This post explores the functionality of Spring Boot Batch Processing, a tool tailored for efficient management of extensive datasets. Specifically designed to automate and oversee intricate processes associated with large data volumes, Spring Boot Batch operates seamlessly without requiring user intervention. The framework significantly streamlines workflows involved in handling substantial data volumes in everyday scenarios. The subsequent sections provide a comprehensive, step-by-step guide for configuring Spring Boot Batch Processing, culminating in the creation of a sample application.

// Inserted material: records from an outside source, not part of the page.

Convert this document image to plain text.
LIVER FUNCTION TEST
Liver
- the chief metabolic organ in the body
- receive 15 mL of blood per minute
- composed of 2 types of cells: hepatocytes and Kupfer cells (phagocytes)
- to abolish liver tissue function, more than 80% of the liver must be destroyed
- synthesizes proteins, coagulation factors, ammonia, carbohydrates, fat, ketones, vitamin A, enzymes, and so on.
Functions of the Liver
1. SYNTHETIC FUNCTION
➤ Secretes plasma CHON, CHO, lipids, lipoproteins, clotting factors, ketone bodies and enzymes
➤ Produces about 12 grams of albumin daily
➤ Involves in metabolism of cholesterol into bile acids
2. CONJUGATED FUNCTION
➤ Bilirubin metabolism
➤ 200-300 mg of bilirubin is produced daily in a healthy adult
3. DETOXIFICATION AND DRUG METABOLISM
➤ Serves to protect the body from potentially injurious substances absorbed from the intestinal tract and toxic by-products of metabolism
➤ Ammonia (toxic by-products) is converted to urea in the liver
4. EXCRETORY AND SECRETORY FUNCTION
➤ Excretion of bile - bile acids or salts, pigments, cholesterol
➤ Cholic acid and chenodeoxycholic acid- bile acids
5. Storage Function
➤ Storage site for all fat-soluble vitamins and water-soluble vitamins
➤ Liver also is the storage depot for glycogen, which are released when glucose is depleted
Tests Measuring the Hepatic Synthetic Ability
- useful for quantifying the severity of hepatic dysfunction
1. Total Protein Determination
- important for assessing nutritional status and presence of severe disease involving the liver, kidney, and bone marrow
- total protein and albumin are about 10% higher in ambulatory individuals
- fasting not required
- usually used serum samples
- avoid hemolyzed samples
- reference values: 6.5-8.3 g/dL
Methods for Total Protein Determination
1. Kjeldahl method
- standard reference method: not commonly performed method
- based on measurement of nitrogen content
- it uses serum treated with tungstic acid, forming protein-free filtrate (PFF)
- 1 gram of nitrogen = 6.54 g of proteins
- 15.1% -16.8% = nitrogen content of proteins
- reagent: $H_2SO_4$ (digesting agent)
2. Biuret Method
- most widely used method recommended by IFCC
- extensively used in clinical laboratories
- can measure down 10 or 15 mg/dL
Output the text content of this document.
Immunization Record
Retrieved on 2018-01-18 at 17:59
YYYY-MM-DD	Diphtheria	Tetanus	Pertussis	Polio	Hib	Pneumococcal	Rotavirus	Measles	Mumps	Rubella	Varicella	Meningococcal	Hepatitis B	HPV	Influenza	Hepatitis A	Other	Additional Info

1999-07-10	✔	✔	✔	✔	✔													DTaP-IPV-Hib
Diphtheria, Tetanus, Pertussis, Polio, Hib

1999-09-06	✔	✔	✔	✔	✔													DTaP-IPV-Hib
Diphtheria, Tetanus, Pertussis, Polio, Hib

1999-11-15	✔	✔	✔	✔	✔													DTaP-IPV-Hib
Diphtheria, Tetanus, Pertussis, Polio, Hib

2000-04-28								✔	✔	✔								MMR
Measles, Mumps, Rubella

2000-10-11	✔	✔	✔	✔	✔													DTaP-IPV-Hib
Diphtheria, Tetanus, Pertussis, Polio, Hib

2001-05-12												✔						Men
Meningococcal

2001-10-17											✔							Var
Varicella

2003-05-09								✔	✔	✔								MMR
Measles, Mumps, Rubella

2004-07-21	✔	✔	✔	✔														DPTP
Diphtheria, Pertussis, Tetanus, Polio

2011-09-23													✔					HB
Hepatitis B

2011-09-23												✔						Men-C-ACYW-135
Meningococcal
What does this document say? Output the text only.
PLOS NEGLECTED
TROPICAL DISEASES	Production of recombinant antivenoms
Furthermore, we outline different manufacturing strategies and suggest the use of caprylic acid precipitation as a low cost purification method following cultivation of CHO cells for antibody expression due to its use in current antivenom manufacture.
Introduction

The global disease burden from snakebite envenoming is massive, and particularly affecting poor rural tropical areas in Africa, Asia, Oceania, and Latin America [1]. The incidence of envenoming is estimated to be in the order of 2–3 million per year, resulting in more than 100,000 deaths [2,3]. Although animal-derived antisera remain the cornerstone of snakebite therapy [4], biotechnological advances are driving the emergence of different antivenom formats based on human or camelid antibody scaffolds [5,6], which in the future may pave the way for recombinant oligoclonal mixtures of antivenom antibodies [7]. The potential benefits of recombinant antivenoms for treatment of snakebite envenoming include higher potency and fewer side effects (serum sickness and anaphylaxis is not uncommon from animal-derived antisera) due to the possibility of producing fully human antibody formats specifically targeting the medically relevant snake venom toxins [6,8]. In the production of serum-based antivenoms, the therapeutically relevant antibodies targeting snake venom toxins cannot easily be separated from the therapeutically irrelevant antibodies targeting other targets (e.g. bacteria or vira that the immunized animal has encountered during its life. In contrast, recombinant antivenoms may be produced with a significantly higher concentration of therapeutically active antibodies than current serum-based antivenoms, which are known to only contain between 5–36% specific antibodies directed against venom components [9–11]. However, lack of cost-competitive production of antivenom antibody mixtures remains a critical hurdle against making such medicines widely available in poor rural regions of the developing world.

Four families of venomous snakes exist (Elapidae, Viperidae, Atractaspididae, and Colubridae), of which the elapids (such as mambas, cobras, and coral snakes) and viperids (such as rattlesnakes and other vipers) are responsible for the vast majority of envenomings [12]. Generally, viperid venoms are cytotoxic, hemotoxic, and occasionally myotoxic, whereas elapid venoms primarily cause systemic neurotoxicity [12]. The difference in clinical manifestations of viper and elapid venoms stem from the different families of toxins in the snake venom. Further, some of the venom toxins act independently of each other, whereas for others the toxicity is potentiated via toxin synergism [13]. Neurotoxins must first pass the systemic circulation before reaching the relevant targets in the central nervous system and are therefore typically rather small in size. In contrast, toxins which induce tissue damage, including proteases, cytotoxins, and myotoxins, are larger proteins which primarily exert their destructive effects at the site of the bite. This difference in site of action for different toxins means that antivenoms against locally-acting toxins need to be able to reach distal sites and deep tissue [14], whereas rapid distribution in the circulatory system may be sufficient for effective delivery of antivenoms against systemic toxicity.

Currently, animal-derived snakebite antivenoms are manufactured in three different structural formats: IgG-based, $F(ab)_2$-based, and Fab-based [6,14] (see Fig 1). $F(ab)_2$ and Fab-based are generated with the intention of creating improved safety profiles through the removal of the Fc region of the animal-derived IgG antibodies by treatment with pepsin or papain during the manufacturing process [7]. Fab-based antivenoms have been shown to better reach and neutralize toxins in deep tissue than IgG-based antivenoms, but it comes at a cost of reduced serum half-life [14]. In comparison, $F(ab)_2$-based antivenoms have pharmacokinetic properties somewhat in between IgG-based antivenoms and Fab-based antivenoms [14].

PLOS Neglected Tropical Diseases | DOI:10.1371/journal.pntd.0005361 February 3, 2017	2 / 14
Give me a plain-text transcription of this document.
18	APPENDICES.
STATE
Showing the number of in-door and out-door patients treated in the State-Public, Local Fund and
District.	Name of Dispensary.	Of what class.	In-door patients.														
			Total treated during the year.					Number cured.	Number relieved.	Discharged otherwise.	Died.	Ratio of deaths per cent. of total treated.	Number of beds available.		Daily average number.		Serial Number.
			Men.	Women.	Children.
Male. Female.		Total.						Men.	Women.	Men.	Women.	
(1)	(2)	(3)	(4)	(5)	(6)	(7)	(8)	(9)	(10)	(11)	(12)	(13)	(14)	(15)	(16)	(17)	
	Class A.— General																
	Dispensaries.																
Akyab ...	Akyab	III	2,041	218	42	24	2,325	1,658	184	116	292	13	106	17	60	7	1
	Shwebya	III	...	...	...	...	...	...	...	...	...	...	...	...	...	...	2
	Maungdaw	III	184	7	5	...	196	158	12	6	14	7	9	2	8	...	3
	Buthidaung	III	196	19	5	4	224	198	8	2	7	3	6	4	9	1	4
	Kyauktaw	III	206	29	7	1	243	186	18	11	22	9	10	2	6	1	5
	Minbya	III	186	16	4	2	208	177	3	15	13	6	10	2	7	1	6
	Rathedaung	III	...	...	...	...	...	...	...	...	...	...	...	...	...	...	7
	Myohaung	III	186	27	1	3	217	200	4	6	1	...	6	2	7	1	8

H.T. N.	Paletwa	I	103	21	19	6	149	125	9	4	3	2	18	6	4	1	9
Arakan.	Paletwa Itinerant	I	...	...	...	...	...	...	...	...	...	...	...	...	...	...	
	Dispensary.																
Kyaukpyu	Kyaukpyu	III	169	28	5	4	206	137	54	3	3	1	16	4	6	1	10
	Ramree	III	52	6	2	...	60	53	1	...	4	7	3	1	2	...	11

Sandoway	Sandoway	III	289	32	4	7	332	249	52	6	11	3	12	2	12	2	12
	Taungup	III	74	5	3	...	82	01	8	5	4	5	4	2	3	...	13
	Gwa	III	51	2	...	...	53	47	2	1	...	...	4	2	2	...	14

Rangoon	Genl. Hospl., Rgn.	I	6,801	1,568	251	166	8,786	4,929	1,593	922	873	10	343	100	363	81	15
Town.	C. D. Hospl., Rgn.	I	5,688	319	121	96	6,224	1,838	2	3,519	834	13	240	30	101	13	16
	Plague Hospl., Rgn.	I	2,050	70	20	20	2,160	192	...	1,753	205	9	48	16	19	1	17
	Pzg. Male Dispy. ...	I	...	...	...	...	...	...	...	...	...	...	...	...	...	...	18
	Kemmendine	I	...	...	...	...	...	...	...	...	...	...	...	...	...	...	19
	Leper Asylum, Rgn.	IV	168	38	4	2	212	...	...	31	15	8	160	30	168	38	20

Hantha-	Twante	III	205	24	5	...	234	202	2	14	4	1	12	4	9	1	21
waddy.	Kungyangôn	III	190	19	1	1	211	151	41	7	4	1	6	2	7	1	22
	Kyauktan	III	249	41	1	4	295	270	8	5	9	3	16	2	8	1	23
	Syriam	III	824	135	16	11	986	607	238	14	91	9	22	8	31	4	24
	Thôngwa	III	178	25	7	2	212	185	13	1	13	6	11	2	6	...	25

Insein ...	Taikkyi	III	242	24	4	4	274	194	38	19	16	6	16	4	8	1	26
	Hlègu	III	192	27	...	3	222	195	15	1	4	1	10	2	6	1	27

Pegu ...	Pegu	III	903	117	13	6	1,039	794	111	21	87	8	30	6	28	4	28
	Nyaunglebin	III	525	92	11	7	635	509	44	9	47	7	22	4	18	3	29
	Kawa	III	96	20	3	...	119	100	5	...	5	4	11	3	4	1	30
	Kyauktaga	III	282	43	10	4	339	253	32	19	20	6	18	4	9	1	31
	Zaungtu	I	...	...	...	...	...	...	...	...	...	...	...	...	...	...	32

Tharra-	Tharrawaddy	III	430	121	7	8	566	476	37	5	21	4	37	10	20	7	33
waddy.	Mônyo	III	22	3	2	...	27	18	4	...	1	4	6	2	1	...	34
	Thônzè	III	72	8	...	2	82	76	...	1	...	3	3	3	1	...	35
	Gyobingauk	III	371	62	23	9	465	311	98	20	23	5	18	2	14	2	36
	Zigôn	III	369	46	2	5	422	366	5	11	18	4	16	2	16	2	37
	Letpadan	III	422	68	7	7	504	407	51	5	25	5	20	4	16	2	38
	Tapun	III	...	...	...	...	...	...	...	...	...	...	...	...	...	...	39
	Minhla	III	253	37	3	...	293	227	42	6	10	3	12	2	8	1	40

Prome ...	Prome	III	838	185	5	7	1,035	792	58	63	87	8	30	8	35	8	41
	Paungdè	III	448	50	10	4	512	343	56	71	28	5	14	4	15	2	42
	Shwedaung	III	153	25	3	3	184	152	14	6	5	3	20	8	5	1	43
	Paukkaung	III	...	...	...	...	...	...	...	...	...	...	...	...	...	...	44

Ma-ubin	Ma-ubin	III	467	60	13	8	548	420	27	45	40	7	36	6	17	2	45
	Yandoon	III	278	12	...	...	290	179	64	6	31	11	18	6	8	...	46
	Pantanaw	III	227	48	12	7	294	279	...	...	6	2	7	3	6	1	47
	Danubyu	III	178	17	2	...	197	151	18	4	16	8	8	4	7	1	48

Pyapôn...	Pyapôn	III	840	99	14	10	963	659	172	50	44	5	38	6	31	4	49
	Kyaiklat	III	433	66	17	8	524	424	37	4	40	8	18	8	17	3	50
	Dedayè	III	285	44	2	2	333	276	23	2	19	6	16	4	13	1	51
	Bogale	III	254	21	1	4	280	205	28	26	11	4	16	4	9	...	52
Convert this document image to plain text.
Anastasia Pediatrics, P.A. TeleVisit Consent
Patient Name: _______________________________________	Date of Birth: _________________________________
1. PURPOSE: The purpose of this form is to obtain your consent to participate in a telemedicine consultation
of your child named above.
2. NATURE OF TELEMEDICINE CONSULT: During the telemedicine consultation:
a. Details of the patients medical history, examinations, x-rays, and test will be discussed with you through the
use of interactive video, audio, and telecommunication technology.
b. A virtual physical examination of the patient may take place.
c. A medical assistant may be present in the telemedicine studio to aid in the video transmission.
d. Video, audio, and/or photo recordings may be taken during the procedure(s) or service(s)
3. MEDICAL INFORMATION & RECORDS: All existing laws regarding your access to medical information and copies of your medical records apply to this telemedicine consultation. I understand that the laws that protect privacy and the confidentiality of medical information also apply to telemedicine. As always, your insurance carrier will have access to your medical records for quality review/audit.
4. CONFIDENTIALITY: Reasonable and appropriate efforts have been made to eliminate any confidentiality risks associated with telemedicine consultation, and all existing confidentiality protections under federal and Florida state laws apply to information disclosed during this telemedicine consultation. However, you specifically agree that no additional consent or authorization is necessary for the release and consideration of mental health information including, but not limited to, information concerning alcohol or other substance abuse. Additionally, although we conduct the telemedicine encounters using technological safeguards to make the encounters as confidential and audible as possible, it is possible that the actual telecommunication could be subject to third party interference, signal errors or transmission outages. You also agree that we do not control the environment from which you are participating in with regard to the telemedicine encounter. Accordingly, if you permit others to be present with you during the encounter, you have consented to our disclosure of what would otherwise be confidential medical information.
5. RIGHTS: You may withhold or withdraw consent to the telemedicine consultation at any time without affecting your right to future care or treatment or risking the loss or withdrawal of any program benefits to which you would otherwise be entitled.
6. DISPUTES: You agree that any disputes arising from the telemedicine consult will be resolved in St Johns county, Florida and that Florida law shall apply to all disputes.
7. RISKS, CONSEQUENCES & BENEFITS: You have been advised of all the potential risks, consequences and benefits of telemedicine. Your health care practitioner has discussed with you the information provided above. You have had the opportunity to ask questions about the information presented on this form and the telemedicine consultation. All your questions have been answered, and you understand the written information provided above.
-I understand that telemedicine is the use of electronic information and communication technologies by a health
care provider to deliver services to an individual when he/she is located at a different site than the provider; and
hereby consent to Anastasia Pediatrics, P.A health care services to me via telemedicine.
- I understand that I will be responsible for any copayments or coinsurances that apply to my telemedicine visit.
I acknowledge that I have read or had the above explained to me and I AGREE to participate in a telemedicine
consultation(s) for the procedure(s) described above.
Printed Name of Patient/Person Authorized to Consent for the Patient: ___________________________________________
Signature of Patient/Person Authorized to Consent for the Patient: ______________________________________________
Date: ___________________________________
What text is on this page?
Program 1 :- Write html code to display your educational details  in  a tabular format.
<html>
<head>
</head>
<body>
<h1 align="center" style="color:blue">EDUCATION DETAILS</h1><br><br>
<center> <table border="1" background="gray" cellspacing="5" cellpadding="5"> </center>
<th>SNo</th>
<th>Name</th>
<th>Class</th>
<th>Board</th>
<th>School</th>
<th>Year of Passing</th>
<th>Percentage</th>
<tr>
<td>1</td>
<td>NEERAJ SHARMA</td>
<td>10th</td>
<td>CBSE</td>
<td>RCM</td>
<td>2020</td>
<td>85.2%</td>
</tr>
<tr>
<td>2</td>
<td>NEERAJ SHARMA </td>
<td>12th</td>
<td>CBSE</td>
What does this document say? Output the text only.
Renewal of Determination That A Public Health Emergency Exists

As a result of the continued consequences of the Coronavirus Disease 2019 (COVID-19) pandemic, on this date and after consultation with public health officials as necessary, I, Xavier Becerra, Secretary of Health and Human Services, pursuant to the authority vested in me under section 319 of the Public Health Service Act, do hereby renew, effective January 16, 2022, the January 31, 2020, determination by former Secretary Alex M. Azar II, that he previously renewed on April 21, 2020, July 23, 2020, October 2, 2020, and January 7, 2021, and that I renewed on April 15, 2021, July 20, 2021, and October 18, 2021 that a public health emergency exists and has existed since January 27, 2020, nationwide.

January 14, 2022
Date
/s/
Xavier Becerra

How Spring Boot Batch works
Spring Boot Batch encompasses a collection of classes designed to facilitate batch processing. The JobLauncher class takes the lead in initiating and executing Spring Boot Batch. The Job class holds essential details about the specific job executed whenever the batch is invoked. To configure the sequential steps in batch execution, the Step class is employed. These fundamental steps encompass reading, processing, and writing data. Configuration of the Spring Boot Batch application’s steps involves utilizing the ItemReader, ItemProcessor, and ItemWriter classes. Together, these components play a crucial role in orchestrating and executing batch processes efficiently.
ItemReader Interface
In batch processing, the ItemReader class is employed to retrieve data, serving as the initial step in the overall process. Within the ItemReader interface, a read method is defined, which takes no arguments and returns an object. This object is subsequently forwarded to the processor interface, initiating the subsequent steps in the batch processing flow. The ItemReader plays a pivotal role in efficiently reading and supplying data for further processing within the batch workflow.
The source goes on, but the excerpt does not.